Ce ne sont pas des méthodes habituelles de lutte du mouvement ouvrier, mais ce sont des luttes qui font sens, qui affirment, sélectionnent de nouvelles générations de combattants. A des degrés divers, qu’on ne peut généraliser, qui sont donc hétérogènes, les luttes se frottent, se heurtent à la politique des dirigeants syndicaux qui passent leur temps à « négocier » avec le MEDEF et N. Sarkozy.

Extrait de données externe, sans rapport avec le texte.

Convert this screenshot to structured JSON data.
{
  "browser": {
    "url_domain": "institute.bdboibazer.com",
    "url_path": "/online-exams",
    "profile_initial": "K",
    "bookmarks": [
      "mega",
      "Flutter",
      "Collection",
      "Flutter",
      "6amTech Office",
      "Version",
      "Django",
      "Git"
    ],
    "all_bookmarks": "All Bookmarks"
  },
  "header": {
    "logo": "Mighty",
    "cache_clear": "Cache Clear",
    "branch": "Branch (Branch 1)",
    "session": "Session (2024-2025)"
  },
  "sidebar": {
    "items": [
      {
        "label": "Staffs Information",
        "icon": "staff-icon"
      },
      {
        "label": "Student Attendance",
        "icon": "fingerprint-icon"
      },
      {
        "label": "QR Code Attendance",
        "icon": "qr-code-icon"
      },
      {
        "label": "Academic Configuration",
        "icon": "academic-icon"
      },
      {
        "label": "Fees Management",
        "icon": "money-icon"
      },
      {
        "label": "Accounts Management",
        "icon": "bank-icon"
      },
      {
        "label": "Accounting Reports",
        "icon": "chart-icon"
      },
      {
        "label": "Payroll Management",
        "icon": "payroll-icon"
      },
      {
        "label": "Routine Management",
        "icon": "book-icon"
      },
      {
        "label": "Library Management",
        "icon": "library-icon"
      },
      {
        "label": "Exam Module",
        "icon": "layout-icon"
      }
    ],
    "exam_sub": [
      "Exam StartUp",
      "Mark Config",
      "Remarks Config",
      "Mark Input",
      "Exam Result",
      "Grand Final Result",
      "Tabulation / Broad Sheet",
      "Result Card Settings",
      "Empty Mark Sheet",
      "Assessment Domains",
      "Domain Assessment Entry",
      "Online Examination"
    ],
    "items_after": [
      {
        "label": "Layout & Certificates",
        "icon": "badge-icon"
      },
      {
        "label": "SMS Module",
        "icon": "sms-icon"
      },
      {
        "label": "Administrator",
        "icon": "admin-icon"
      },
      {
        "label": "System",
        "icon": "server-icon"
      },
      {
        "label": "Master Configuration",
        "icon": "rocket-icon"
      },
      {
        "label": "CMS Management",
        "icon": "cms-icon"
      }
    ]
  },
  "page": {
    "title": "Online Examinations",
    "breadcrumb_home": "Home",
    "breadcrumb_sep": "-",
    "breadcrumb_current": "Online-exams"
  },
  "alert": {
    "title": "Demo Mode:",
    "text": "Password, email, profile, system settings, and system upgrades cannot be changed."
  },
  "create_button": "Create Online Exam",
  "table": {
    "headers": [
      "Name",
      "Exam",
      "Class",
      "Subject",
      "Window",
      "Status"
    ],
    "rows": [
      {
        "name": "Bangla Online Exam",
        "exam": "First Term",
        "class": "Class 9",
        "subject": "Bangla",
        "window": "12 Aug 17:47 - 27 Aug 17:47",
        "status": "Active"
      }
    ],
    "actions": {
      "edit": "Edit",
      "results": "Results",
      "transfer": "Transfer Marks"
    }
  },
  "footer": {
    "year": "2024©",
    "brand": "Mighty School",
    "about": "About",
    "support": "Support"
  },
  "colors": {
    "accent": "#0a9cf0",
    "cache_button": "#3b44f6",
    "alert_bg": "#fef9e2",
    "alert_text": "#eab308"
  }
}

C’est donc en ayant à l’esprit le dispositif d’ensemble qu’il faut aborder la flambée d’occupation et de séquestrations de cadres et dirigeants dans les usines. Rien n’est égal. Il faut solliciter la dialectique, « Il n’y a pas de mouvement sans matière, comme il n’y a pas de matière sans mouvement » (F. Engels). Il y a une progression de ces actions : elles ont toutes pour origine des plans de licenciements ou des fermetures d’usines. La plupart des grèves avec séquestrations réclament de meilleurs plans sociaux, pas la remise en cause des plans de licenciements ! Cet objectif pour l’instant semble inatteignable... Enfin nulle part -encore ?- une usine n’a séquestré ses dirigeants pour une longue période -la SNIAS à Nantes en 1968- permettant d’en faire un point de résistance régional, voire national.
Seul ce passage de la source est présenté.